He gets furious when you try to talk about it. You long for any sign of affection; a hug, a smile, even a kind word. You pray that it will be once again what it once was. You ache in a way you cannot explain, a pain that never subsides during the day and that wakes you at night. If you can fall asleep at all.
You want to know how to save your marriage. Can I say the right thing or find some miracle that will save my marriage?
It usually does. If she wants out of the marriage, she will get more aggravated with you, become meaner in what she says, and find a faster way out if you keep trying. Does that mean there is no hope? You can give up. Though I spend my life helping people salvage what others consider hopeless marriages, even I agree that there is a time to accept the inevitable and start moving on with your life. If your spouse leaves you and moves on, there can definitely come a time to accept that your marriage is over and find the path to a different life and a new relationship.
However, in my experience working with couples, giving up usually occurs far too early. You can push harder, demand, cling, beg, and do all sorts of things to pressure your spouse to stay. Most people tend to do that because they love so deeply and desperately want to save their marriages.
In actuality, it drives the other person from you even faster.
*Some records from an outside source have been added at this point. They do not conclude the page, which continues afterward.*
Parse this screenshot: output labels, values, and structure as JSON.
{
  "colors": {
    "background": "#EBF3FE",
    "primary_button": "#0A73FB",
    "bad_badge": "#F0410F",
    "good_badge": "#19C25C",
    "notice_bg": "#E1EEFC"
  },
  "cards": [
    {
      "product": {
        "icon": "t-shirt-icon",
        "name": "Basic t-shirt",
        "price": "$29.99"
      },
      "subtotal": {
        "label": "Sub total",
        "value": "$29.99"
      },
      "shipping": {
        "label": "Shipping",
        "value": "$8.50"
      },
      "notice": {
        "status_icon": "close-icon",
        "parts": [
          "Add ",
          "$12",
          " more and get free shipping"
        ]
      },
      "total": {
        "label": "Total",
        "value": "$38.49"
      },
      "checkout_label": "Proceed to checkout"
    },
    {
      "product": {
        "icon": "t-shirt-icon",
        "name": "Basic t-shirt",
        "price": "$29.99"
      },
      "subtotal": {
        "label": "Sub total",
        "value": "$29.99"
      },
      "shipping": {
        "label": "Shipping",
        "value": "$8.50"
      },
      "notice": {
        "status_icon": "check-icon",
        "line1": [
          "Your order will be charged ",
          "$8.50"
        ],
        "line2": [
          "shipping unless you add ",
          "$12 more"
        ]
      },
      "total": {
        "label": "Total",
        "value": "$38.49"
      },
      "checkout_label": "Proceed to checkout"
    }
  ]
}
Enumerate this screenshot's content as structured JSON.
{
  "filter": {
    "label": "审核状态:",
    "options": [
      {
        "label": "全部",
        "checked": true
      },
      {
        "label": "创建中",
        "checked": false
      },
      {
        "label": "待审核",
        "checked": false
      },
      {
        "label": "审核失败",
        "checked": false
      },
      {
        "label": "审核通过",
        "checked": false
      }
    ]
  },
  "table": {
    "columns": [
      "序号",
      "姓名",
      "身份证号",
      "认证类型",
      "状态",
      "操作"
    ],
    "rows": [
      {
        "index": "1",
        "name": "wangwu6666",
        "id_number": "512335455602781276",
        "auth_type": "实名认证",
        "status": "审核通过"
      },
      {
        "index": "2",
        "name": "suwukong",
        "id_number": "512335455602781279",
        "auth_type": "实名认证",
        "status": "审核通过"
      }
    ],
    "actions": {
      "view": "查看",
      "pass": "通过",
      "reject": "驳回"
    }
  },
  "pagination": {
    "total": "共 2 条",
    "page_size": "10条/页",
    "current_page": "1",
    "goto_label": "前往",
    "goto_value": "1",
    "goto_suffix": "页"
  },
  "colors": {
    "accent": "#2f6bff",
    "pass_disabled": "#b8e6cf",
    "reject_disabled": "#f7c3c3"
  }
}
Think of it this way, attraction draws people together, repulsion drives them apart. No one is attractive when he or she falls apart emotionally, cries, whines, or begs. While human compassion generally drives us toward helping a person in pain, it also drives us away from a person whose pain is caused by us when we have no intention of stopping the action causing the pain.
Though the emotions you feel that lead you to these actions are powerful, they are ineffective in helping you save your marriage. I see it regularly with spouses who refuse to seek help or who yields to every demand because the departing spouse becomes angrier or threatens to take the children or bring about financial penalties. Somehow the mate longing to save the marriage buys into the idea that if they just go along with everything, the departing spouse will come to his or her senses and renew the marriage.
The manipulation through anger or threats serves the purpose of freezing you into inaction so that the departing spouse can get do things to leave with the least amount of difficulty. My experience over twenty years with thousands of couples tells me that most people who give up do it too soon. It is your responsibility for standing for your marriage alone and giving it your best shot to salvage it. So, listed below are ways to save a marriage when only one is trying.
Before you think of walking out a relationship, ask yourself the reason you were in a relationship. This way, you surely will get an answer as to how there is still love between you despite the clash or misunderstanding. Every human has a few flaws.
These flaws only make us human. Instead of expecting perfection from your partner, start acknowledging the flaws. Every marriage goes through a problem. Try to find out the problem. There is definitely a solution to all the problems. You must give up on these at once and should take things in your control. Seek advice from experts , if needed. Talk to your partner about your failing marriage and steps you can take to control it.
If you really want to save your marriage then you must act right now and take all the necessary measures to do so. Things that will doubt yourself and you may find yourself asking how am I going to save my marriage myself or why am I doing it?
You have to be strong and fight this all alone. Who knows, looking at your passion and enthusiasm, your partner will join hands in saving the marriage. So, you need to re-evaluate your actions and do something different if you want a different result. She's not saying stay together for the kids, but she is suggesting you think twice before you file the divorce papers, breaking up the family.
Spencer says ask yourself the following questions: Do you still enjoy doing things together as a family? Do you find that doing things with the kids but without your husband makes you sad? Yes, life is hectic. Between work, home-life and keeping track of your child's social calendar, sometimes it's so much easier to crash on the couch and watch TV while your husband drinks beers out back. But don't do this, advises Leah Klungness , Ph.
Falling into a dateless marriage can put a damper on the roles you play to each other — husband and wife. This is great. Regardless of what's going on in your marriage, you still know in your heart that you can talk to your husband about how you truly feel.
If both people continue to offer the other safety to be transparent without judgment or rejection, their relationship is highly susceptible to being saved," says Beam. When things are rocky, having sex or performing acts that pleasure your partner are not always in the cards. But even if you're not in the mood at the moment, there's hope if you actually still want to connect intimately, according to Rachel Russo.